= Foundation for Alcohol Research and Education =

Australian not-for-profit organisation aiming to minimise harms from alcohol

The Foundation for Alcohol Research and Education (FARE), formerly the Alcohol Education & Rehabilitation Foundation (AERF), is an independent, not-for-profit, Australian health organisation based in Canberra.

Established on 17 October 2001 by the Australian Parliament under the Alcohol Education and Rehabilitation Account Act 2001 with a grant, the Alcohol Education & Rehabilitation Foundation was set up to distribute funding for programs and research with the goal of preventing harms caused by alcohol and licit substance misuse, and to change the way that Australians drink alcohol.

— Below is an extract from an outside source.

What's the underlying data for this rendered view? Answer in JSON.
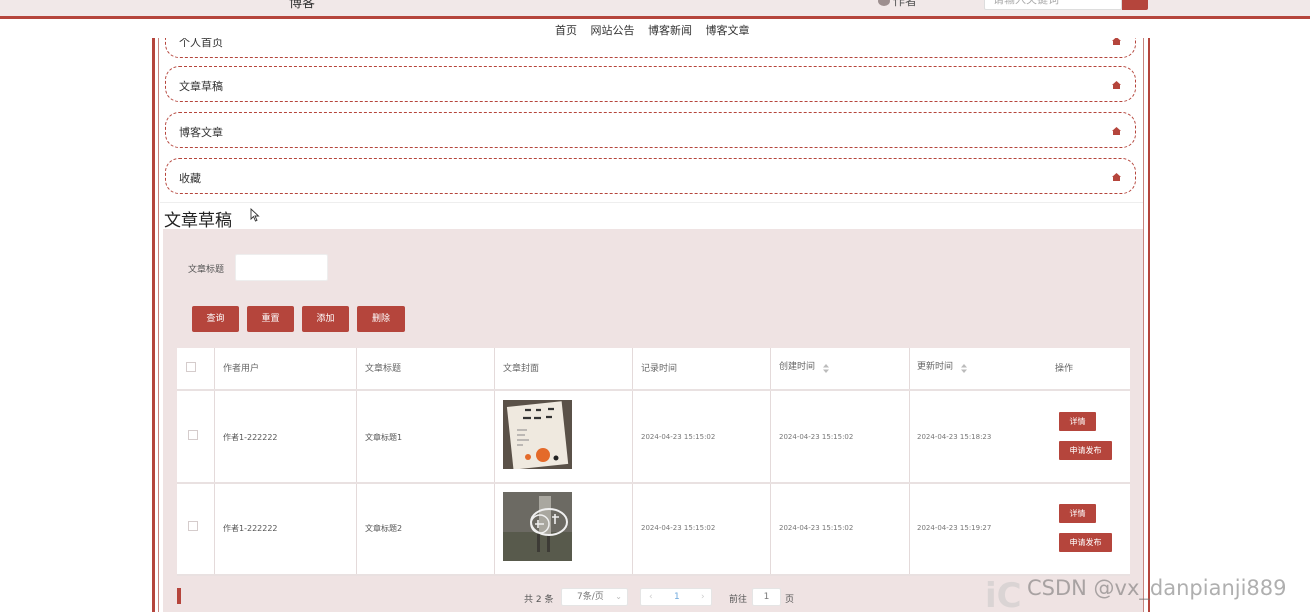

The organisation is a company limited by guarantee under the Corporations Act 2001, and gained Health Promotion Charity status in July 2005. It changed its name on 12 September 2011 to Foundation for Alcohol Research and Education. According to the Australian Charities and Not-for-profits Commission website, FARE was registered as a charity on 3 December 2012.

It strives to build an up-to-date information database about alcohol and the complex problems it causes, communicate research to the public. It collaborates with other parties to help stop harms caused by alcohol, and develops and advocates for effective policies and programs, and undertakes to "defend the public interest and hold the alcohol industry to account".